For nearline storage, what's your advice on when to choose a public cloud, private cloud or hybrid cloud, which is also known as cloud-integrated storage?
Staimer: It depends. There are a number of factors whether you are going with public, private or hybrid, one of which is how much data do you want to put in the cloud. How are you going to get it into the cloud? It's like breathing through a straw. If you want to move a petabyte of data, you're not going to do that across a WAN very rapidly. That's a lot of data. If you're going to move 10 PB or 100 PB, it's going to take a very long time. That kind of lends itself better to a hybrid cloud situation, where you're moving it into a cloud. It could be local. But at the same, that data over time is going to be copied and replicated or migrated to either a public cloud or a distant cloud. It can still be private. But, in a hybrid of that nature, you're going to need on-ramps. And this is the biggest issue with cloud storage. On-ramp says how do you move the data from where you have it now to where you want it to be, and that will determine whether or not you go with a public, private or a hybrid cloud more than anything else you can do. Cloud-integrated storage is an on-ramp, for the most part. Cloud-integrated storage looks like local storage, so it gives you local, primary performance, but will move old data to the cloud and enable you to access it as if it's local. Or, it'll move backup data or archived data. But, it gives you an on-ramp to a public cloud or even another private cloud. So, those are the kinds of things that will determine it.
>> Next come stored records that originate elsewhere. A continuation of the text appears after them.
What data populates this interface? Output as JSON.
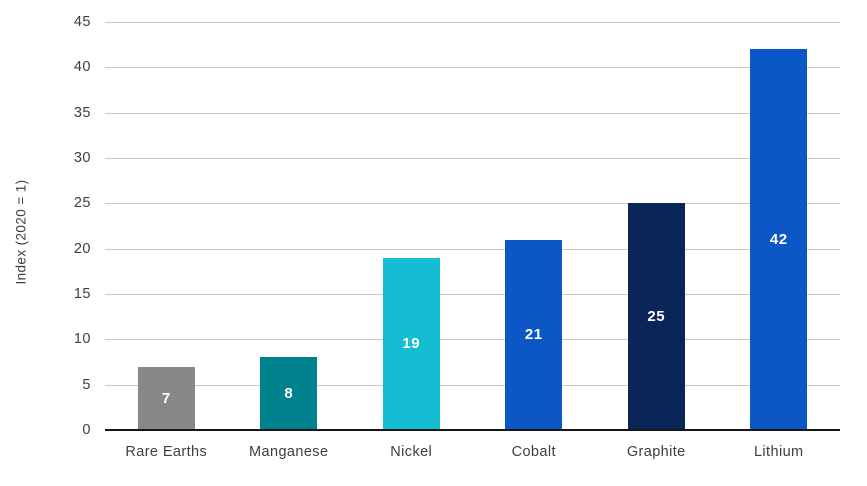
{
  "chart_data": {
    "type": "bar",
    "title": "",
    "xlabel": "",
    "ylabel": "Index (2020 = 1)",
    "categories": [
      "Rare Earths",
      "Manganese",
      "Nickel",
      "Cobalt",
      "Graphite",
      "Lithium"
    ],
    "values": [
      7,
      8,
      19,
      21,
      25,
      42
    ],
    "bar_colors": [
      "#88888b",
      "#00818e",
      "#14bdd1",
      "#0b57c6",
      "#0a2658",
      "#0b57c6"
    ],
    "ylim": [
      0,
      45
    ],
    "yticks": [
      0,
      5,
      10,
      15,
      20,
      25,
      30,
      35,
      40,
      45
    ],
    "grid": "horizontal gridlines at every 5 units, hidden behind bars",
    "legend": "none",
    "value_labels_position": "centered inside bars",
    "colors": {
      "background": "#ffffff",
      "gridline": "#c8c8c8",
      "axis_line": "#15151a",
      "tick_text": "#3d3d46",
      "category_text": "#3d3d46",
      "axis_title_text": "#3d3d46",
      "value_label_text": "#ffffff"
    }
  }
}
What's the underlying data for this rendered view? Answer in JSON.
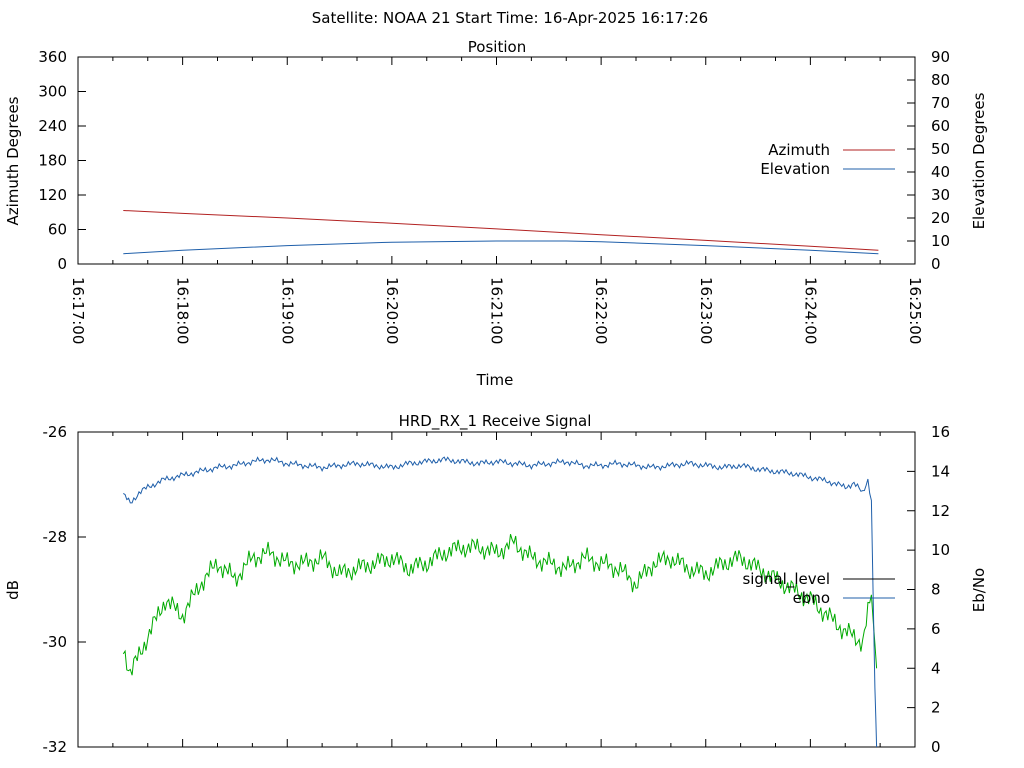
{
  "header": {
    "title": "Satellite: NOAA 21    Start Time: 16-Apr-2025 16:17:26"
  },
  "chart_data": [
    {
      "type": "line",
      "title": "Position",
      "xlabel": "Time",
      "ylabel": "Azimuth Degrees",
      "y2label": "Elevation Degrees",
      "x_ticks": [
        "16:17:00",
        "16:18:00",
        "16:19:00",
        "16:20:00",
        "16:21:00",
        "16:22:00",
        "16:23:00",
        "16:24:00",
        "16:25:00"
      ],
      "xlim_seconds": [
        1020,
        1500
      ],
      "ylim": [
        0,
        360
      ],
      "y_ticks": [
        "0",
        "60",
        "120",
        "180",
        "240",
        "300",
        "360"
      ],
      "y2lim": [
        0,
        90
      ],
      "y2_ticks": [
        "0",
        "10",
        "20",
        "30",
        "40",
        "50",
        "60",
        "70",
        "80",
        "90"
      ],
      "legend": "right",
      "grid": false,
      "series": [
        {
          "name": "Azimuth",
          "axis": "y",
          "color": "#b22222",
          "x_seconds": [
            1046,
            1080,
            1140,
            1200,
            1260,
            1320,
            1380,
            1440,
            1479
          ],
          "values": [
            93,
            88,
            80,
            71,
            61,
            51,
            41,
            31,
            24
          ]
        },
        {
          "name": "Elevation",
          "axis": "y2",
          "color": "#1f5faa",
          "x_seconds": [
            1046,
            1080,
            1140,
            1200,
            1260,
            1300,
            1320,
            1380,
            1440,
            1479
          ],
          "values": [
            4.5,
            6,
            8,
            9.5,
            10,
            10,
            9.7,
            8,
            6,
            4.5
          ]
        }
      ]
    },
    {
      "type": "line",
      "title": "HRD_RX_1 Receive Signal",
      "ylabel": "dB",
      "y2label": "Eb/No",
      "xlim_seconds": [
        1020,
        1500
      ],
      "ylim": [
        -32,
        -26
      ],
      "y_ticks": [
        "-26",
        "-28",
        "-30",
        "-32"
      ],
      "y2lim": [
        0,
        16
      ],
      "y2_ticks": [
        "0",
        "2",
        "4",
        "6",
        "8",
        "10",
        "12",
        "14",
        "16"
      ],
      "legend": "right",
      "grid": false,
      "series": [
        {
          "name": "signal_level",
          "axis": "y",
          "color": "#00aa00",
          "legend_color": "#000000",
          "x_seconds": [
            1046,
            1050,
            1060,
            1070,
            1080,
            1090,
            1100,
            1110,
            1120,
            1130,
            1140,
            1150,
            1160,
            1170,
            1180,
            1190,
            1200,
            1210,
            1220,
            1230,
            1240,
            1250,
            1260,
            1270,
            1280,
            1290,
            1300,
            1310,
            1320,
            1330,
            1340,
            1350,
            1360,
            1370,
            1380,
            1390,
            1400,
            1410,
            1420,
            1430,
            1440,
            1450,
            1460,
            1470,
            1475,
            1478
          ],
          "values": [
            -30.1,
            -30.6,
            -29.9,
            -29.2,
            -29.5,
            -28.9,
            -28.5,
            -28.8,
            -28.4,
            -28.3,
            -28.5,
            -28.5,
            -28.4,
            -28.7,
            -28.6,
            -28.5,
            -28.4,
            -28.6,
            -28.5,
            -28.3,
            -28.2,
            -28.2,
            -28.3,
            -28.1,
            -28.4,
            -28.5,
            -28.6,
            -28.4,
            -28.5,
            -28.6,
            -28.9,
            -28.5,
            -28.4,
            -28.6,
            -28.7,
            -28.5,
            -28.4,
            -28.6,
            -28.8,
            -29.0,
            -29.2,
            -29.5,
            -29.8,
            -30.0,
            -29.1,
            -30.5
          ]
        },
        {
          "name": "ebno",
          "axis": "y2",
          "color": "#1f5faa",
          "x_seconds": [
            1046,
            1050,
            1055,
            1060,
            1070,
            1080,
            1090,
            1100,
            1110,
            1120,
            1130,
            1140,
            1150,
            1160,
            1170,
            1180,
            1190,
            1200,
            1210,
            1220,
            1230,
            1240,
            1250,
            1260,
            1270,
            1280,
            1290,
            1300,
            1310,
            1320,
            1330,
            1340,
            1350,
            1360,
            1370,
            1380,
            1390,
            1400,
            1410,
            1420,
            1430,
            1440,
            1450,
            1460,
            1465,
            1470,
            1473,
            1475,
            1477,
            1478
          ],
          "values": [
            12.8,
            12.4,
            12.9,
            13.2,
            13.6,
            13.8,
            14.0,
            14.2,
            14.3,
            14.5,
            14.6,
            14.4,
            14.3,
            14.2,
            14.3,
            14.4,
            14.3,
            14.2,
            14.4,
            14.5,
            14.6,
            14.5,
            14.4,
            14.5,
            14.4,
            14.3,
            14.4,
            14.5,
            14.3,
            14.3,
            14.4,
            14.3,
            14.2,
            14.3,
            14.4,
            14.3,
            14.2,
            14.3,
            14.1,
            14.0,
            13.9,
            13.7,
            13.5,
            13.2,
            13.4,
            12.9,
            13.6,
            12.5,
            3.0,
            0
          ]
        }
      ]
    }
  ]
}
[Another] issue that comes in play here is security. What level of security do you have? What level of security do you need? Whether you are using a public or a hybrid public cloud, it's got to meet your security needs, and you cannot ever outsource your security. This is especially true in a lot of the verticals, whether you're talking health care or financial services or insurance or manufacturing; there are compliance rules you've got to follow. And even though they can handle that for you, you are still responsible. So, at the end of the day if you've got to make sure that the data you have is encrypted, let's say, and not just encrypted, but it meets National Institute of Standards and Technology [Federal Information Processing Standard] FIPS 140-2 certification and compliance, then you better make sure that if you're using a public, or a hybrid with a public, that it meets those requirements. Those are the kinds of things that will affect whether you can use a private, public or hybrid cloud.